Gachet's wife died in 1875, and he never remarried. He had a son who, like his father, seemed to live vicariously through art. After his father's death in 1909, Gachet fils (1873-1962) spent most of his life locked away in the Auvers house hoarding the past. He worked endlessly on a book about Van Gogh and, with some others, carefully made copies of the family pictures. To support himself, he would occasionally sell a painting. He rebuffed the requests of writers, curators, and historians to study the collection. This naturally aroused both great resentment and great curiosity; it also raised many false suspicions that he was busy making forgeries to sell. Beginning in 1949, he began donating parts of his collection to the French state. It was not until his death in 1962, however, that art historians could really begin to unravel the story of the Gachets. This exhibition finally clears up most of the remaining questions.
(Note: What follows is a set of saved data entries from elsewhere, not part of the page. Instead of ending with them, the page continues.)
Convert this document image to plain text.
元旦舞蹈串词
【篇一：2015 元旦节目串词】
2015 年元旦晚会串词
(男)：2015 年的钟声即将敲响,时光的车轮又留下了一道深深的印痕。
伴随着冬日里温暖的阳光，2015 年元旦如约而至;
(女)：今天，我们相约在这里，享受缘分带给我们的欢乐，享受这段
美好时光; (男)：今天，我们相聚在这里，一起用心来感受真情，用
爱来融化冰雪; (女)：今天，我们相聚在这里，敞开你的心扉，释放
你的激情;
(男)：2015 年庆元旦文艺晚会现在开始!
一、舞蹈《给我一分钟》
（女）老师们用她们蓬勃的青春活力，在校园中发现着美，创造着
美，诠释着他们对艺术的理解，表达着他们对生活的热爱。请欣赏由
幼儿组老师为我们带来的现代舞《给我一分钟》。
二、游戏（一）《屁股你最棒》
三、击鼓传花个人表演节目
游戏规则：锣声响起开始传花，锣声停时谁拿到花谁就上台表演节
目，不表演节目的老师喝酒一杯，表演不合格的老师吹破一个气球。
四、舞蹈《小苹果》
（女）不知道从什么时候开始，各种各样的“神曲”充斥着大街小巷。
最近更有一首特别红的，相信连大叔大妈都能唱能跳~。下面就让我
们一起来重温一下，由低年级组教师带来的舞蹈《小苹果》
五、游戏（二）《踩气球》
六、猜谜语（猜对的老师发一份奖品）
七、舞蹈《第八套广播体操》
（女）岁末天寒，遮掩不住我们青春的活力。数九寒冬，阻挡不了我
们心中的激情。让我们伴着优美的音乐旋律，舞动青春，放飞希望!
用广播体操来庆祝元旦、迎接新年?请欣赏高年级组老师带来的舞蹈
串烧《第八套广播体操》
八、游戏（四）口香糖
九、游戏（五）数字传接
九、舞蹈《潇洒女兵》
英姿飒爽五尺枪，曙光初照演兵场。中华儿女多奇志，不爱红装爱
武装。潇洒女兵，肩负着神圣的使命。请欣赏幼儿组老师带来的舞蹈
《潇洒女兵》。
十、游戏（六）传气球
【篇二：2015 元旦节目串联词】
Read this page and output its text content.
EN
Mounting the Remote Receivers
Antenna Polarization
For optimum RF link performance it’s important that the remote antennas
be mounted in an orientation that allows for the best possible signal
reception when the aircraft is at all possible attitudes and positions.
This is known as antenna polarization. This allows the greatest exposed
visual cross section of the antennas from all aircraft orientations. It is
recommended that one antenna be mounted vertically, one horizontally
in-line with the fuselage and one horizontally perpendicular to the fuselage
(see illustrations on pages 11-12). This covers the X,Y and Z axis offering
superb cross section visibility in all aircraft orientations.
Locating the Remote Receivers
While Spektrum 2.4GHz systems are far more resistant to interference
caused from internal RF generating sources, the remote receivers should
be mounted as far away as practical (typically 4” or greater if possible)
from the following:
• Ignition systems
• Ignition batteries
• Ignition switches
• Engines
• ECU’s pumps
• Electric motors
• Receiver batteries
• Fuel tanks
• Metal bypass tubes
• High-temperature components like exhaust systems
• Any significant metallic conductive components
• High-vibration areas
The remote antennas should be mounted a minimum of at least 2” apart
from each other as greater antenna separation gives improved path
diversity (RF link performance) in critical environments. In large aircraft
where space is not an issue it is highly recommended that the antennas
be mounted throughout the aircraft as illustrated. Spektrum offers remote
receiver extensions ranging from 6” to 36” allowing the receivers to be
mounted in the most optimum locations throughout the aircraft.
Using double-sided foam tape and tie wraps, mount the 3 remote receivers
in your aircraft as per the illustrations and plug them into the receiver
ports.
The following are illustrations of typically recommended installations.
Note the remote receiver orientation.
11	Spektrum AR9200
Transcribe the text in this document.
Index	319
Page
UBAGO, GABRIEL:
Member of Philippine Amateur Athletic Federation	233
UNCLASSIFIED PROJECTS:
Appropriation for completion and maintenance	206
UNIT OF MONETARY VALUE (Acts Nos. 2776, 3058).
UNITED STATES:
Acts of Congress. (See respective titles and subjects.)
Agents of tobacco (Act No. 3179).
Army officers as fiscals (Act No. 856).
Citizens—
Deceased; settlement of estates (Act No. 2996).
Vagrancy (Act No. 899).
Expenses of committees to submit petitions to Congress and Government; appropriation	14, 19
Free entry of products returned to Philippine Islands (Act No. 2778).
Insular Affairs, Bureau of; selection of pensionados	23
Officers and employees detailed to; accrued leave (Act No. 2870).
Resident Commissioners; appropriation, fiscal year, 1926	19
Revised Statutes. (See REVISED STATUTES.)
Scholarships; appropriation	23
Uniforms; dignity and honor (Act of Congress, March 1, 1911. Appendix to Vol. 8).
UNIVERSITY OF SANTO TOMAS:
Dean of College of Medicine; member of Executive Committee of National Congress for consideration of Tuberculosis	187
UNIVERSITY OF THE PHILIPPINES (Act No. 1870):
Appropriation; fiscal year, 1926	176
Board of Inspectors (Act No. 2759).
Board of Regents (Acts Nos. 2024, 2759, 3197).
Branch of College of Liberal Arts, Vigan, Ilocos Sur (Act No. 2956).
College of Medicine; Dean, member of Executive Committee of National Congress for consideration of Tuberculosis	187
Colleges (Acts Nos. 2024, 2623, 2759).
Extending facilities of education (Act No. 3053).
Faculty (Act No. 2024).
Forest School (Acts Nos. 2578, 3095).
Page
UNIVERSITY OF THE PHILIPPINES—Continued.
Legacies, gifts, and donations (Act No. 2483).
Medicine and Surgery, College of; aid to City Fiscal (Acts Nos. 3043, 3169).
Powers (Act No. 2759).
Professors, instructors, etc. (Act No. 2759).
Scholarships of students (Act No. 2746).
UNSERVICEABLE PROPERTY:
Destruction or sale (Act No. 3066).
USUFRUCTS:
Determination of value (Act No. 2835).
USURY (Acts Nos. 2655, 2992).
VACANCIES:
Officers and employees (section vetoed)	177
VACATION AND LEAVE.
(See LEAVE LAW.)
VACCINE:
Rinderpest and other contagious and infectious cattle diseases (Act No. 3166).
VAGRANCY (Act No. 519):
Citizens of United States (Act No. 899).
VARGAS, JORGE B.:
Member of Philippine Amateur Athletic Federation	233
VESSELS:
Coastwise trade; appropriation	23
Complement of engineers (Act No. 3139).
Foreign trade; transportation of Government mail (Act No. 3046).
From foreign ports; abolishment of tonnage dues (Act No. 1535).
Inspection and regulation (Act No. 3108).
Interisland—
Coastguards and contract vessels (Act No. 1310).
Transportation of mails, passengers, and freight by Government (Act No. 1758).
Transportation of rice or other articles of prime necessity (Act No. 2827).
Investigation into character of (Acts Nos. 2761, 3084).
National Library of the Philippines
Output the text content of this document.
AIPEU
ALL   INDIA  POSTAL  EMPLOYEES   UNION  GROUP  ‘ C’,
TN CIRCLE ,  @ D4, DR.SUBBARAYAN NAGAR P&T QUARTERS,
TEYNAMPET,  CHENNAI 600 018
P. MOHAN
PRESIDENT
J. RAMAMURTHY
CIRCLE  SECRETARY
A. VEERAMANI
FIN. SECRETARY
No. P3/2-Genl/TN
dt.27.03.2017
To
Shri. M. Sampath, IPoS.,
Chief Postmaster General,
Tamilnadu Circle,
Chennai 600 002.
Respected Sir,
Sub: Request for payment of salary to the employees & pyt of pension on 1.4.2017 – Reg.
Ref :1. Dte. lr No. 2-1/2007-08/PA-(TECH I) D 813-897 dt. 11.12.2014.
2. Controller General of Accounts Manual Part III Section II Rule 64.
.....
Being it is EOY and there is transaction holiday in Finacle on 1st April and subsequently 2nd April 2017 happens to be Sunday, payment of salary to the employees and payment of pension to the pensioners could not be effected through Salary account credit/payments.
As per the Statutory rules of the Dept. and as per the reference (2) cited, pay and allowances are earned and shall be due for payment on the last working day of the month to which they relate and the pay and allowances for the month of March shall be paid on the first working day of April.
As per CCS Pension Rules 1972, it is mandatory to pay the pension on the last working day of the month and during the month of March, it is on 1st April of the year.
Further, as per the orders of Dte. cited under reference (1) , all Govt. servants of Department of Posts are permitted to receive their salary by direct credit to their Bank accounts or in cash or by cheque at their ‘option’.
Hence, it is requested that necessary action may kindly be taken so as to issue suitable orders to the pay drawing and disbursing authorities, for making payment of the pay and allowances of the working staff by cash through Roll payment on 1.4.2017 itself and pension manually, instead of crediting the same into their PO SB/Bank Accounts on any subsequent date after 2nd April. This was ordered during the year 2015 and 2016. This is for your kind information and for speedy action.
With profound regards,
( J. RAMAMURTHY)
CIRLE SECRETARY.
As a rule, crowd-pleasing shows that emphasize the personal stories of painters end up directing attention away from the art. They are the reflection, in short, of a culture that prefers artists to art and celebrity to achievement. But that is not the case here. Oddly enough, this is one of the best shows I have ever seen for training the eye. The main reason is that the curators have hung so many of the copies that Gachet, his son, and others made of the pictures in their possession. The opportunity to analyze the differences between an original and a pale but competent copy illuminates as nothing else can what makes art art. Same subject, same composition, same palette; yet one picture is dimly dead, the other luminously alive. Even lesser works by great artists, of which there are many in this show, have the force of necessity -- a kind of palpable life in the brush.